Cinderella
Gillian Lynne Theatre, London
For a variety of reasons – billions in the bank, supporting the Conservative Party, having a series of attractive wives – Lord (Andrew) Lloyd-Webber has never lacked detractors in theatre and the media.
He has also suffered artistic derision. Admirers of Stephen Sondheim – with whom, weirdly, Lloyd Webber shares a 22 March birthday, though 18 years apart – often see the men as exemplary musical theatre opposites: the 91-year-old American a post-Schoenberg radical, the 73-year-old Englishman a sub-Puccini crowd-pleaser.
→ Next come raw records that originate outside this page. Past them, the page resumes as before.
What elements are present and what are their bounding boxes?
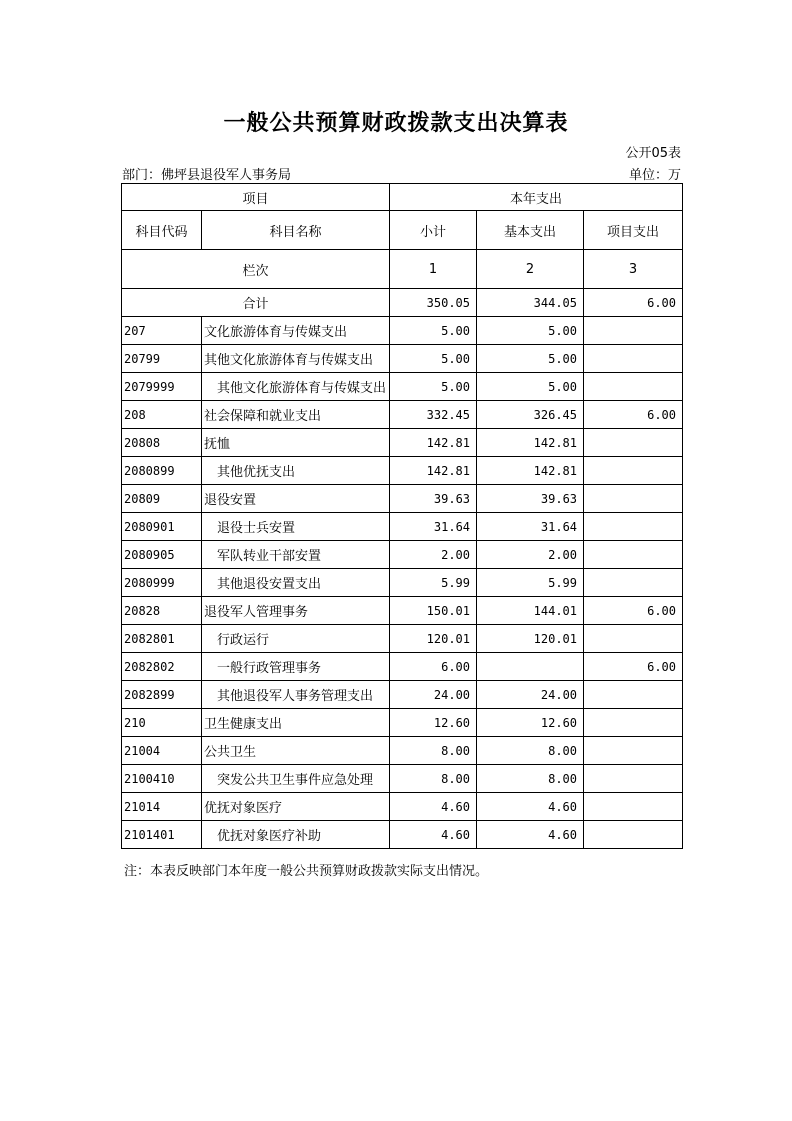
subject-code-cell: 21004 bbox=[122, 737, 202, 765]
column-index-3: 3 bbox=[584, 250, 683, 289]
header-basic: 基本支出 bbox=[477, 211, 584, 250]
subtotal-cell: 332.45 bbox=[390, 401, 477, 429]
table-row bbox=[122, 485, 683, 513]
subject-code-cell: 2082899 bbox=[122, 681, 202, 709]
basic-cell: 142.81 bbox=[477, 429, 584, 457]
basic-cell: 8.00 bbox=[477, 737, 584, 765]
project-cell bbox=[584, 513, 683, 541]
subject-code-cell: 20809 bbox=[122, 485, 202, 513]
basic-cell bbox=[477, 653, 584, 681]
project-cell bbox=[584, 541, 683, 569]
header-project: 项目 bbox=[122, 184, 390, 211]
project-cell bbox=[584, 709, 683, 737]
table-row bbox=[122, 793, 683, 821]
project-cell bbox=[584, 765, 683, 793]
project-cell bbox=[584, 821, 683, 849]
table-row bbox=[122, 401, 683, 429]
subject-code-cell: 2080901 bbox=[122, 513, 202, 541]
subject-name-cell: 其他文化旅游体育与传媒支出 bbox=[202, 373, 390, 401]
project-cell bbox=[584, 569, 683, 597]
table-row bbox=[122, 625, 683, 653]
subtotal-cell: 8.00 bbox=[390, 737, 477, 765]
subject-name-cell: 社会保障和就业支出 bbox=[202, 401, 390, 429]
project-cell bbox=[584, 681, 683, 709]
header-subject-code: 科目代码 bbox=[122, 211, 202, 250]
subject-name-cell: 突发公共卫生事件应急处理 bbox=[202, 765, 390, 793]
report-title: 一般公共预算财政拨款支出决算表 bbox=[223, 111, 569, 136]
project-cell: 6.00 bbox=[584, 597, 683, 625]
subject-name-cell: 卫生健康支出 bbox=[202, 709, 390, 737]
table-row bbox=[122, 373, 683, 401]
subject-code-cell: 208 bbox=[122, 401, 202, 429]
basic-cell: 5.00 bbox=[477, 345, 584, 373]
header-current-year: 本年支出 bbox=[390, 184, 683, 211]
subject-name-cell: 公共卫生 bbox=[202, 737, 390, 765]
project-cell: 6.00 bbox=[584, 653, 683, 681]
basic-cell: 326.45 bbox=[477, 401, 584, 429]
table-row bbox=[122, 653, 683, 681]
expenditure-table bbox=[121, 183, 683, 849]
table-row bbox=[122, 541, 683, 569]
subtotal-cell: 31.64 bbox=[390, 513, 477, 541]
subject-name-cell: 退役军人管理事务 bbox=[202, 597, 390, 625]
subtotal-cell: 8.00 bbox=[390, 765, 477, 793]
form-code: 公开05表 bbox=[625, 146, 681, 161]
header-row-2 bbox=[122, 211, 683, 250]
subject-code-cell: 2079999 bbox=[122, 373, 202, 401]
subtotal-cell: 5.99 bbox=[390, 569, 477, 597]
subject-code-cell: 207 bbox=[122, 317, 202, 345]
subtotal-cell: 5.00 bbox=[390, 345, 477, 373]
basic-cell: 24.00 bbox=[477, 681, 584, 709]
subject-name-cell: 一般行政管理事务 bbox=[202, 653, 390, 681]
basic-cell: 4.60 bbox=[477, 793, 584, 821]
department-label: 部门：佛坪县退役军人事务局 bbox=[122, 168, 292, 183]
basic-cell: 144.01 bbox=[477, 597, 584, 625]
footnote: 注：本表反映部门本年度一般公共预算财政拨款实际支出情况。 bbox=[124, 864, 489, 879]
project-cell bbox=[584, 625, 683, 653]
basic-cell: 12.60 bbox=[477, 709, 584, 737]
project-cell bbox=[584, 317, 683, 345]
project-cell bbox=[584, 457, 683, 485]
subtotal-cell: 5.00 bbox=[390, 373, 477, 401]
subtotal-cell: 2.00 bbox=[390, 541, 477, 569]
subject-name-cell: 其他文化旅游体育与传媒支出 bbox=[202, 345, 390, 373]
subject-name-cell: 其他退役军人事务管理支出 bbox=[202, 681, 390, 709]
subject-name-cell: 其他优抚支出 bbox=[202, 457, 390, 485]
table-row bbox=[122, 765, 683, 793]
basic-cell: 120.01 bbox=[477, 625, 584, 653]
subject-code-cell: 21014 bbox=[122, 793, 202, 821]
project-cell bbox=[584, 485, 683, 513]
table-row bbox=[122, 821, 683, 849]
project-cell: 6.00 bbox=[584, 401, 683, 429]
project-cell bbox=[584, 793, 683, 821]
subject-code-cell: 2082801 bbox=[122, 625, 202, 653]
subject-name-cell: 优抚对象医疗 bbox=[202, 793, 390, 821]
project-cell bbox=[584, 429, 683, 457]
total-row bbox=[122, 289, 683, 317]
subject-code-cell: 2101401 bbox=[122, 821, 202, 849]
project-cell bbox=[584, 373, 683, 401]
table-row bbox=[122, 737, 683, 765]
subtotal-cell: 12.60 bbox=[390, 709, 477, 737]
subject-name-cell: 行政运行 bbox=[202, 625, 390, 653]
basic-cell: 5.00 bbox=[477, 373, 584, 401]
table-row bbox=[122, 345, 683, 373]
subject-code-cell: 2082802 bbox=[122, 653, 202, 681]
subject-name-cell: 退役安置 bbox=[202, 485, 390, 513]
table-row bbox=[122, 429, 683, 457]
basic-cell: 142.81 bbox=[477, 457, 584, 485]
total-subtotal: 350.05 bbox=[390, 289, 477, 317]
basic-cell: 5.99 bbox=[477, 569, 584, 597]
subtotal-cell: 150.01 bbox=[390, 597, 477, 625]
basic-cell: 39.63 bbox=[477, 485, 584, 513]
subject-name-cell: 军队转业干部安置 bbox=[202, 541, 390, 569]
subtotal-cell: 142.81 bbox=[390, 457, 477, 485]
subtotal-cell: 120.01 bbox=[390, 625, 477, 653]
table-row bbox=[122, 569, 683, 597]
subject-code-cell: 2080905 bbox=[122, 541, 202, 569]
subject-code-cell: 2080999 bbox=[122, 569, 202, 597]
table-row bbox=[122, 457, 683, 485]
column-index-2: 2 bbox=[477, 250, 584, 289]
header-subject-name: 科目名称 bbox=[202, 211, 390, 250]
column-index-1: 1 bbox=[390, 250, 477, 289]
subtotal-cell: 4.60 bbox=[390, 821, 477, 849]
table-row bbox=[122, 681, 683, 709]
subject-name-cell: 抚恤 bbox=[202, 429, 390, 457]
subject-code-cell: 2080899 bbox=[122, 457, 202, 485]
subject-name-cell: 文化旅游体育与传媒支出 bbox=[202, 317, 390, 345]
project-cell bbox=[584, 345, 683, 373]
subtotal-cell: 5.00 bbox=[390, 317, 477, 345]
subtotal-cell: 24.00 bbox=[390, 681, 477, 709]
subject-code-cell: 2100410 bbox=[122, 765, 202, 793]
basic-cell: 4.60 bbox=[477, 821, 584, 849]
header-row-1 bbox=[122, 184, 683, 211]
subject-name-cell: 其他退役安置支出 bbox=[202, 569, 390, 597]
subtotal-cell: 39.63 bbox=[390, 485, 477, 513]
basic-cell: 8.00 bbox=[477, 765, 584, 793]
total-basic: 344.05 bbox=[477, 289, 584, 317]
basic-cell: 5.00 bbox=[477, 317, 584, 345]
project-cell bbox=[584, 737, 683, 765]
subject-code-cell: 20808 bbox=[122, 429, 202, 457]
column-label: 栏次 bbox=[122, 250, 390, 289]
table-row bbox=[122, 709, 683, 737]
subtotal-cell: 4.60 bbox=[390, 793, 477, 821]
unit-label: 单位：万 bbox=[628, 168, 681, 183]
header-project-exp: 项目支出 bbox=[584, 211, 683, 250]
basic-cell: 31.64 bbox=[477, 513, 584, 541]
total-project: 6.00 bbox=[584, 289, 683, 317]
column-index-row bbox=[122, 250, 683, 289]
basic-cell: 2.00 bbox=[477, 541, 584, 569]
subject-code-cell: 20799 bbox=[122, 345, 202, 373]
subject-code-cell: 210 bbox=[122, 709, 202, 737]
subtotal-cell: 6.00 bbox=[390, 653, 477, 681]
subject-name-cell: 优抚对象医疗补助 bbox=[202, 821, 390, 849]
subtotal-cell: 142.81 bbox=[390, 429, 477, 457]
subject-name-cell: 退役士兵安置 bbox=[202, 513, 390, 541]
table-row bbox=[122, 513, 683, 541]
table-row bbox=[122, 597, 683, 625]
table-row bbox=[122, 317, 683, 345]
header-subtotal: 小计 bbox=[390, 211, 477, 250]
total-label: 合计 bbox=[122, 289, 390, 317]
subject-code-cell: 20828 bbox=[122, 597, 202, 625]
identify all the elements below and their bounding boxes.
That argument exists regardless of recent revivals of Jesus Christ Superstar and Evita reminding us just how daring it was of Lloyd Webber and his lyricist Tim Rice, in 1971 and 1978, to write rock operas about, respectively, the Son of God and the Argentinian Fascist Eva Perón. Without Rice, Lloyd Webber has also musicalised the Northern Ireland Troubles (The Beautiful Game, 2000) and the Profumo political scandal (Stephen Ward, 2013). However, the longevity of his most mushily populist ’80s musicals – Cats and The Phantom of the Opera – have secured his reputation for too many as a lush sentimentalist.